Il titolo di Blood of Dragons si riferisce a come il sangue di drago e altri ingredienti vengono usati come portentose medicine?

“Sangue” nel titolo si riferisce a molte cose! Penso sempre che i titoli debbano avere diverse funzioni. Puoi pensare al sangue come al sangue di drago ricercato per scopi medici, o alle discendenze dei draghi preservate, o ai custodi dei draghi e al loro compito di preservare le discendenze dei draghi.



Ami rappresentare la magia come una forza positiva?

Non sono sicura... Vedi la tecnologia come una forza positiva? È la stessa domanda. Nel fantasy, la magia è spesso ‘l’alta tecnologia’ del momento, spesso a disposizione di pochi eletti, in maniera molto simile al computer che sto usando ora. Quindi, dovrei usare questo computer per accedere a informazioni sulle formiche spinose dal dorso dorato per il compito di mio nipote, o lo dovrei usare per circuire i bambini degli altri? La magia è esattamente così. Non credo che nessun tipo di potere sia essenzialmente buono o cattivo. Tutto sta nell’uso che ne viene fatto.



Il successo dei libri delle Cronache del ghiaccio e del fuoco e della serie televisiva — insieme ai film sul Signore degli Anelli e su Lo Hobbit — hanno introdotto il fantasy a un pubblico completamente nuovo e hanno reso il genere molto più accettabile in più ampi termini letterari. Pensi che i tuoi libri funzionerebbero altrettanto bene in televisione o al cinema?

A mio parere, il riuscito passaggio delle Cronache del ghiaccio e del fuoco e del Signore degli Anelli a film è raro e meraviglioso.
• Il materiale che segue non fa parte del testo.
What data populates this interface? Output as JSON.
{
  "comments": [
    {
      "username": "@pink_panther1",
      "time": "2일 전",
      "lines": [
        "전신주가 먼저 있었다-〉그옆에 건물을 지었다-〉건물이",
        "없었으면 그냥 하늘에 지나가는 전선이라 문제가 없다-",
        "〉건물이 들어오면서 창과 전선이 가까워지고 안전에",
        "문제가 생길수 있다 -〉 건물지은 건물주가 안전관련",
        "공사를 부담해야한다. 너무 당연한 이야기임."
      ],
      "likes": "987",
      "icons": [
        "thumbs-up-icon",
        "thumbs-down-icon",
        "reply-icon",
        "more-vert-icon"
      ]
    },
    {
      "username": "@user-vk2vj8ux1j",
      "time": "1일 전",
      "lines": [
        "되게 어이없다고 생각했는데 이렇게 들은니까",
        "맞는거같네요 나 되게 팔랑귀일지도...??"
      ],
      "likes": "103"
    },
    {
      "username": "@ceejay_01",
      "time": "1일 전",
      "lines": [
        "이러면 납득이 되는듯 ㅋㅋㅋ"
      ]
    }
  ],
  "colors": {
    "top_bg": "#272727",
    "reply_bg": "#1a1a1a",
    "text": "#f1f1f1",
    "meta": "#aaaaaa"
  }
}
Questo nonostante il fatto che molte sfumature sono andate perse nel processo e nonostante il fatto che a volte i personaggi hanno dovuto spiegare ai telespettatori cose che il lettore sapeva in virtù del racconto. Penso in effetti che le storie brevi si possano tradurre in film molto meglio che i romanzi. Quindi, se mi fosse data la possibilità di vedere uno dei miei lavori in un film, sia per la televisione che per il grande schermo, sceglierei di iniziare con un lavoro molto più corto per vedere come i personaggi e le fila della trama sopravvivono.



Ora che la serie è finita, intendi tornare alle Giungle della Pioggia in futuro?

“Come si può sapere se qualcuno farà una cosa prima che l’abbia fatta?” Mi piace molto quella battuta! Ho una lunghissima fila di libri possibili nella mia testa, inclusi alcuni di Megan Lindholm, e stanno tutti reclamando attenzione. ‘Scegli me, scegli me!’ È difficile decidere cosa verrà poi. Ho molte storie quasi finite sul mio computer, e con questo intendo ‘lavora a questa storia per altri sei mesi e non sarai in imbarazzo a mostrarla a qualcuno’. Tornerò al mondo delle Giungle della Pioggia? Dirò quello che dico sempre in questi casi. Se una storia davvero convincente mi verrà in mente, una che richiede di essere ambientata in quello scenario, allora non esiterò. Ma non scriverei una storia su quello che succede alla pronipote di qualcuno solo per avere la scusa di ambientarla in quel mondo in modo che i lettori comprino un nuovo libro.